Keeping Your Living Trusts and Estate Plans Current

The Osofsky Law firm urges clients to review their estate plans or living trusts to keep them current. Even economic conditions occurring in the U.S. can greatly alter your original intent.

Revocable “living” trusts can be a prudent estate planning device, but must be kept current. Prior to the 2001 changes in the tax law, the personal lifetime exemption from estate tax was $675,000. Couples often based their plan design on that rule. But when the exemption was increased to $3.5 million, the playing field changed. In fact, many couples had not updated their trusts to accommodate this change. “The tax landscape had been dramatically altered since many couples originally designed their trusts,” says Gene L. Osofsky, of the law firm Osofsky and Osofsky. There were other differences in those pre-2001 documents. “Many of these older trusts contained directions to split the trust estate into mandatory sub-trusts upon the death of the first spouse. This mandatory split was usually ‘tax driven’ and designed to preserve each spouse’s personal exemption, and thereby reduce or eliminate estate taxes over the span of two deaths. The ultimate goal was to transmit the maximum gift to the couple’s remainder beneficiaries, usually their children,” Osofsky explains. When the exemption amount changed, these trust provisions became archaic, or else applicable to much larger estates. Sometimes in the aftermath of the change, with an out-of-date document in hand, the surviving spouse’s access to the couple’s original assets was restricted without a corresponding tax benefit ensuing.

An admonition to draw from all this would be difficult to hear. Married couples who have created Revocable “Living” Trusts prior to 2001, as well as many who had created such documents afterwards – especially by non-attorneys and by so-called “trust mills” — would be well advised to have their trusts reviewed by a competent professional.

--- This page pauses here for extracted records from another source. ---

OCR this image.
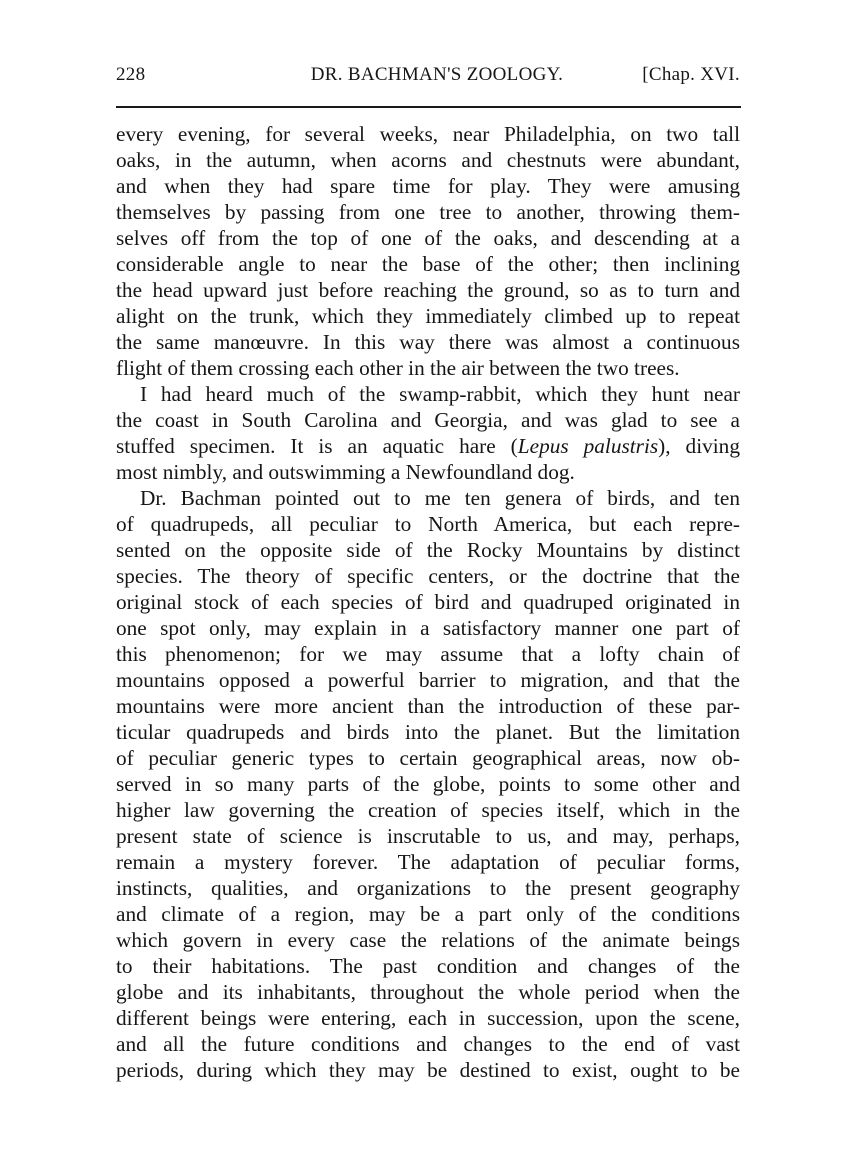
228	DR. BACHMAN'S ZOOLOGY.	[Chap. XVI.
every evening, for several weeks, near Philadelphia, on two tall
oaks, in the autumn, when acorns and chestnuts were abundant,
and when they had spare time for play. They were amusing
themselves by passing from one tree to another, throwing them-
selves off from the top of one of the oaks, and descending at a
considerable angle to near the base of the other; then inclining
the head upward just before reaching the ground, so as to turn and
alight on the trunk, which they immediately climbed up to repeat
the same manœuvre. In this way there was almost a continuous
flight of them crossing each other in the air between the two trees.
I had heard much of the swamp-rabbit, which they hunt near
the coast in South Carolina and Georgia, and was glad to see a
stuffed specimen. It is an aquatic hare (Lepus palustris), diving
most nimbly, and outswimming a Newfoundland dog.
Dr. Bachman pointed out to me ten genera of birds, and ten
of quadrupeds, all peculiar to North America, but each repre-
sented on the opposite side of the Rocky Mountains by distinct
species. The theory of specific centers, or the doctrine that the
original stock of each species of bird and quadruped originated in
one spot only, may explain in a satisfactory manner one part of
this phenomenon; for we may assume that a lofty chain of
mountains opposed a powerful barrier to migration, and that the
mountains were more ancient than the introduction of these par-
ticular quadrupeds and birds into the planet. But the limitation
of peculiar generic types to certain geographical areas, now ob-
served in so many parts of the globe, points to some other and
higher law governing the creation of species itself, which in the
present state of science is inscrutable to us, and may, perhaps,
remain a mystery forever. The adaptation of peculiar forms,
instincts, qualities, and organizations to the present geography
and climate of a region, may be a part only of the conditions
which govern in every case the relations of the animate beings
to their habitations. The past condition and changes of the
globe and its inhabitants, throughout the whole period when the
different beings were entering, each in succession, upon the scene,
and all the future conditions and changes to the end of vast
periods, during which they may be destined to exist, ought to be
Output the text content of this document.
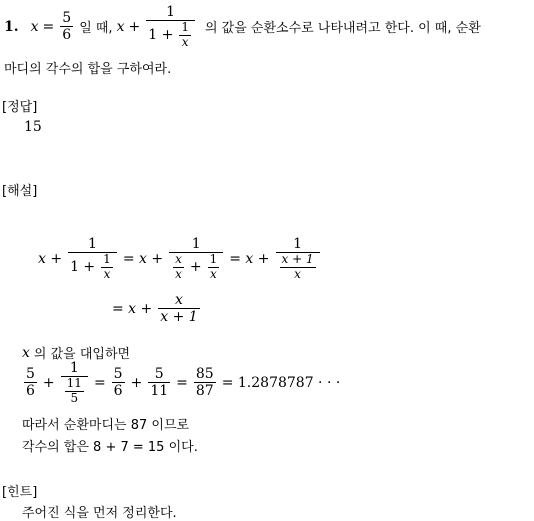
1. $x = \frac{5}{6}$ 일 때, $x + \frac{1}{1 + \frac{1}{x}}$ 의 값을 순환소수로 나타내려고 한다. 이 때, 순환
마디의 각수의 합을 구하여라.
[정답]
15
[해설]
$x + \frac{1}{1 + \frac{1}{x}} = x$ +
1
$\frac{x}{x} + \frac{1}{x} = x + \frac{1}{\frac{x + 1}{x}}$
= $x + \frac{x}{x + 1}$
x 의 값을 대입하면
$\frac{5}{6} + \frac{1}{\frac{11}{5}} = \frac{5}{6} + \frac{5}{11} = \frac{85}{87} = 1.2878787$ · · ·
따라서 순환마디는 87 이므로
각수의 합은 8 + 7 = 15 이다.
[힌트]
주어진 식을 먼저 정리한다.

More recently, a severe recession has created similar issues for estate plans, to the extent that they were designed with higher asset values in mind. Trusts should also be reviewed, even if is of recent origin. While the estate tax rate is 45% under current federal law, it stands to be eliminated in 2010, then scheduled to be increased to 55% in 2011 even as the exemption will be reduced to $1 million. Says Osofsky, “While the markers are present in the political landscape to likely reinstate the taxed estate rate at 45% in 2009, while keeping the $3.5 million ceiling intact, it’s not exactly clear if this will actually happen.”